Colby et d’autres défenseurs d’une politique plus proactive pour l’Asie-Pacifique ont raison d’estimer que le train a quitté la gare en ce qui concerne l’ambiguïté stratégique. La stratégie chinoise est probablement déjà fondée sur l’hypothèse, de plus en plus reflétée dans le discours de politique étrangère et la planification militaire des États-Unis, que les forces américaines interviendront directement pour défendre Taïwan. L’ambiguïté stratégique a été un coup de maître de la diplomatie américaine, garantissant l’intégrité de Taïwan et faisant progresser les intérêts régionaux des États-Unis pendant plus de 50 ans à un coût extrêmement faible et avec peu de risques.
Mais le voile a été levé. Les conditions dans lesquelles l’ambiguïté stratégique a prospéré ne sont pas viables, notamment parce que les Chinois, qui étaient les premiers destinataires du message d’ambiguïté, ne le considèrent plus comme un argument crédible. L’illusion de l’ambiguïté a été dissipée et ne peut être recréée dans le contexte des relations actuelles entre les États-Unis et la Chine.
En réfléchissant aux solutions, il est important de souligner que l’ambiguïté stratégique et la politique d’une seule Chine, bien qu’historiquement liées, ne sont pas et n’ont jamais été un tout. Il est tout à fait possible de reconnaître l’importance vitale de Taïwan pour les intérêts américains et d’agir en conséquence sans la reconnaître comme un pays souverain. Cette reconnaissance renforcerait le prétexte de la Chine pour une invasion et augmenterait considérablement la probabilité d’un affrontement militaire au sujet de Taïwan. Les actions qui peuvent être interprétées comme un signal que les décideurs américains réfléchissent à ce genre de démarche, comme le récent transfert de la FMF, risquent inutilement d’entraîner une réponse chinoise disproportionnée.
Cela ne veut pas dire que la dissuasion n’a pas sa place dans la boîte à outils de la politique américaine. En effet, il y a une valeur militaire et politique à aider Taïwan dans le but de faire comprendre à Pékin que toute tentative de « réunification » par la force sera loin d’être rapide et indolore. Mais de tels efforts, bien qu’utiles, doivent s’accompagner d’une stratégie cohérente et réaliste pour l’Asie-Pacifique, qui tire parti des avantages uniques offerts par les alliances régionales de l’Amérique et qui équilibre la concurrence avec l’engagement, le cas échéant.

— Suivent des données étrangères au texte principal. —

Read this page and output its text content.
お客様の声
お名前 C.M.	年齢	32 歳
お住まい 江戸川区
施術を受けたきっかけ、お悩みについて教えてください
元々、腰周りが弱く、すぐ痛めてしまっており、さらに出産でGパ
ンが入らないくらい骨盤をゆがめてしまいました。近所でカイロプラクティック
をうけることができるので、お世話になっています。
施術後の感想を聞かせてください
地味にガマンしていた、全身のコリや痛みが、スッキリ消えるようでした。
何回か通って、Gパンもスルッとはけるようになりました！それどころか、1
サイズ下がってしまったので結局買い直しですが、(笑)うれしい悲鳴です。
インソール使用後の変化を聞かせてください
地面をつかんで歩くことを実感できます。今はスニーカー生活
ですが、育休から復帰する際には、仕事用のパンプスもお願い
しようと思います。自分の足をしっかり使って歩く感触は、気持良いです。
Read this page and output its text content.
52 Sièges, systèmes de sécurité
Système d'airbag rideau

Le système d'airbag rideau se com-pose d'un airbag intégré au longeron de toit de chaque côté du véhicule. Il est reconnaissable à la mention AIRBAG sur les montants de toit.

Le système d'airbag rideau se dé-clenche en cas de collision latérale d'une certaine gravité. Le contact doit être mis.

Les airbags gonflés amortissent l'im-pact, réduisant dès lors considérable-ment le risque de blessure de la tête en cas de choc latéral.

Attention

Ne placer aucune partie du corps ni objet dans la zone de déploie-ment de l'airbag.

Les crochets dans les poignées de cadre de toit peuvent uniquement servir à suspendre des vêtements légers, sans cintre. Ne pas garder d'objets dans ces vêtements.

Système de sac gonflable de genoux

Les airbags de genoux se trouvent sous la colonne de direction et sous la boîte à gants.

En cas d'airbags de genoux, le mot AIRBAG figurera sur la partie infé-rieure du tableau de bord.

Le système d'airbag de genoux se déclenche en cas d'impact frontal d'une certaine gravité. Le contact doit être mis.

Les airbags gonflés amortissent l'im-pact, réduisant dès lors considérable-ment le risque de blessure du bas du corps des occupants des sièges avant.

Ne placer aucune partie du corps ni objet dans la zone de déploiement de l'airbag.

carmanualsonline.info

Notre rhétorique et nos politiques sur Taïwan doivent être fermes, pas grandiloquentes ; prévisibles, pas criardes ; et guidées par des intérêts matériels concrets, pas par la promulgation de valeurs abstraites. L’Asie-Pacifique est le théâtre où la configuration de l’ordre international sera décidée dans les années et décennies à venir. Il n’y a pas de plus grand défi stratégique pour les décideurs américains que de gérer la crise de Taïwan de manière judicieuse et tournée vers l’avenir ; la position mondiale des États-Unis en dépend.
Mark Episkopos
Mark Episkopos est chercheur, analyste et doctorant, spécialisé dans les questions de sécurité nationale et de relations internationales.